- Freud in 2005
- Born: June Beatrice Flewett 22 April 1927 London, England
- Died: 24 November 2025 (aged 98)
- Occupations: Actress; theatre director;
- Years active: 1947–2016
- Spouse: Sir Clement Freud ​ ​(m. 1950; died 2009)​
- Children: 5, including Emma and Matthew

= Jill Freud =

British actress and theatre director (1927–2025)

June Beatrice, Lady Freud (22 April 1927 – 24 November 2025) was a British actress and theatre director. She was also known by her stage-name Jill Raymond, and was usually known as Jill Freud after her marriage to Clement Freud. As a wartime teenager, she was evacuated to C. S. Lewis's house in Oxford and she is said to have been the inspiration for Lucy Pevensie in the Chronicles of Narnia.

==Stay with Lewis==
June and her two sisters were evacuated from London to escape The Blitz. In the summer of 1943, at the age of 16, she took a housekeeper's job at The Kilns, in Risinghurst, a suburb of Oxford. The house was the property and home of Maureen Dunbar, her late son's friend C. S. Lewis, and his brother Warren Lewis. Her favourite writer was C. S. Lewis, known to his friends as Jack, and initially she had no idea she was living in a house with the same man. She developed what she later called a "tremendous crush" on him. She was highly regarded in the household; C. S. Lewis wrote to her mother praising her in January 1945: "I have never really met anything like her unselfishness and patience and kindness and shall feel deeply in her debt as long as I live."

==Career==
Freud was an aspiring actress.
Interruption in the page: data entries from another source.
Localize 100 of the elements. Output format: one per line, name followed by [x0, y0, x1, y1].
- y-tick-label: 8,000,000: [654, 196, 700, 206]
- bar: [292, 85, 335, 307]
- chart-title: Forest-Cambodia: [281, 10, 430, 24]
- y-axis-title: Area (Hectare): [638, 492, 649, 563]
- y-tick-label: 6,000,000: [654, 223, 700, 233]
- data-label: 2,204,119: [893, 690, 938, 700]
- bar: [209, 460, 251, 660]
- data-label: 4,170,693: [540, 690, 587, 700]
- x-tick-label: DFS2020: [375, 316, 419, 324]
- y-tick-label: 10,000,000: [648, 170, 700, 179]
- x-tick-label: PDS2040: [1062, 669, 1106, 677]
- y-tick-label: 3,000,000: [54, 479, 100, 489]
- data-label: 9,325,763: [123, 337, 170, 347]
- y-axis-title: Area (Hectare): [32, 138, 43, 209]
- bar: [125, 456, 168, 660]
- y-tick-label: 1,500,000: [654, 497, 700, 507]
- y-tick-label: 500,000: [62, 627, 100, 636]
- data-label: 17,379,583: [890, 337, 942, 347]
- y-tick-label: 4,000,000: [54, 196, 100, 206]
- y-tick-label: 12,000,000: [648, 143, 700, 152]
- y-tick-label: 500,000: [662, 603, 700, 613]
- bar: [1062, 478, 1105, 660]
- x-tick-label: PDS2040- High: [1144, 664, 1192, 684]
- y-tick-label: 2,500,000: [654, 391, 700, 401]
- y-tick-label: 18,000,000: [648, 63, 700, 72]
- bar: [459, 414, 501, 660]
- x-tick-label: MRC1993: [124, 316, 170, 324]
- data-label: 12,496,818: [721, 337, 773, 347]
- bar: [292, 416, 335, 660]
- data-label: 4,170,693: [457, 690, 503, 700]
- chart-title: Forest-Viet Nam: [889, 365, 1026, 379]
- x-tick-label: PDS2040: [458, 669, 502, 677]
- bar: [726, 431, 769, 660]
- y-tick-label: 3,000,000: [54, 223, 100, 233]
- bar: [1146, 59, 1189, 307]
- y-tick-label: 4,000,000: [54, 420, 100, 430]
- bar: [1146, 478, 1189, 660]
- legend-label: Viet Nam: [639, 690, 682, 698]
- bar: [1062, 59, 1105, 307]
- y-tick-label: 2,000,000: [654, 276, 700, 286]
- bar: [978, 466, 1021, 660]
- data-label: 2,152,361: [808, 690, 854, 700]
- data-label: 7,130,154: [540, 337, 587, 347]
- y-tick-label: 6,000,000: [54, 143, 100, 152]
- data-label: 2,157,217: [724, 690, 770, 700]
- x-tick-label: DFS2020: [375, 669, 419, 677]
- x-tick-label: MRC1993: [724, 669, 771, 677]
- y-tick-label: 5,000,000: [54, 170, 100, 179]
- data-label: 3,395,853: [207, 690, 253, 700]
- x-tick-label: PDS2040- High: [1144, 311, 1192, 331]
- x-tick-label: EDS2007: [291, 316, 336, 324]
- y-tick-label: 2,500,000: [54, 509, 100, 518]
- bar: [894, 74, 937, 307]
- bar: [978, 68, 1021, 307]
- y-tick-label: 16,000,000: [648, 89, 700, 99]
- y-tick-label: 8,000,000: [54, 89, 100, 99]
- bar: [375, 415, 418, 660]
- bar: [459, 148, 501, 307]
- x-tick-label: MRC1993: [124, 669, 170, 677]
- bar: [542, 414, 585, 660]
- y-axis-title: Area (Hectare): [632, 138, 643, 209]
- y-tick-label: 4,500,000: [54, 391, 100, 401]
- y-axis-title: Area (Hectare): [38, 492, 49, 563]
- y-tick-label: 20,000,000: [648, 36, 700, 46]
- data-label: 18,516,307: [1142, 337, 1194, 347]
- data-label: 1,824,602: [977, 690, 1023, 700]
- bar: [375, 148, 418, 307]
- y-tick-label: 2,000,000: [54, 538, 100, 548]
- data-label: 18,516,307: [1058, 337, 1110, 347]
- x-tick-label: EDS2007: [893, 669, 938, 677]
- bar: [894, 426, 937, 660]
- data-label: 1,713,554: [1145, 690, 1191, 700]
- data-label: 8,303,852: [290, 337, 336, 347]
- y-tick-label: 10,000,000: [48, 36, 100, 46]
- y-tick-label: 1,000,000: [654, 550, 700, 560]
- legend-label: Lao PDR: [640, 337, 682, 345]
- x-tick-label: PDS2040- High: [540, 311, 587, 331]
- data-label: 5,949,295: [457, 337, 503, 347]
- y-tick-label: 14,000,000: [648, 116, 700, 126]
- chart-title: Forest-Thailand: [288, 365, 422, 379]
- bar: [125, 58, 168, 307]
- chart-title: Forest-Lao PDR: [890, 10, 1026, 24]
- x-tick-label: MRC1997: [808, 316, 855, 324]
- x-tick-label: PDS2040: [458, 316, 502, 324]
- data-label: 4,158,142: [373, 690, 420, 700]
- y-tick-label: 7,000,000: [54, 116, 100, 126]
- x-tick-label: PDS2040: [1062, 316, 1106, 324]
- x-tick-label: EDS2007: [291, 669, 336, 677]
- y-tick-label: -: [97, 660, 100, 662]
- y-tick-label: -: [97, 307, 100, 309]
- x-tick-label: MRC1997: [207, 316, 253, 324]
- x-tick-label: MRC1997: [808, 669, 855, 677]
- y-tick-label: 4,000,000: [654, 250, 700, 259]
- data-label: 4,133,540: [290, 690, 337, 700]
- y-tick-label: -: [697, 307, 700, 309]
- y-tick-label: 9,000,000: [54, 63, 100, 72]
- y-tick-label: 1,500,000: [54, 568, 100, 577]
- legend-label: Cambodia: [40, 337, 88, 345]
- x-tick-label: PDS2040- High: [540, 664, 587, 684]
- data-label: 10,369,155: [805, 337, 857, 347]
After two years, she left The Kilns to take up a place at the Royal Academy of Dramatic Art (RADA), her fees being paid by Lewis. Following her graduation, she embarked upon a successful career in the West End under the stage name Jill Raymond. She married Clement Freud in 1950 and performed in occasional radio plays. In the 1970s, when her husband became a Liberal MP for the Isle of Ely, she helped him canvass.

In 1980, she formed her own theatre company, "Jill Freud and Company", in Suffolk. Her last role was Hugh Grant's Downing Street housekeeper in Love Actually.

In 2001, she received an Honorary Doctorate in Civil Law from the University of East Anglia for services to the theatre.

==Personal life and death==
Freud was Vice President of TACT, the Actors' Children's Trust.

Freud had five children (one adopted), Nicola, Ashley, Dominic, Emma and Matthew. At the time of her death, she had 18 grandchildren and eight great-grandchildren.

Freud died on 24 November 2025, at the age of 98.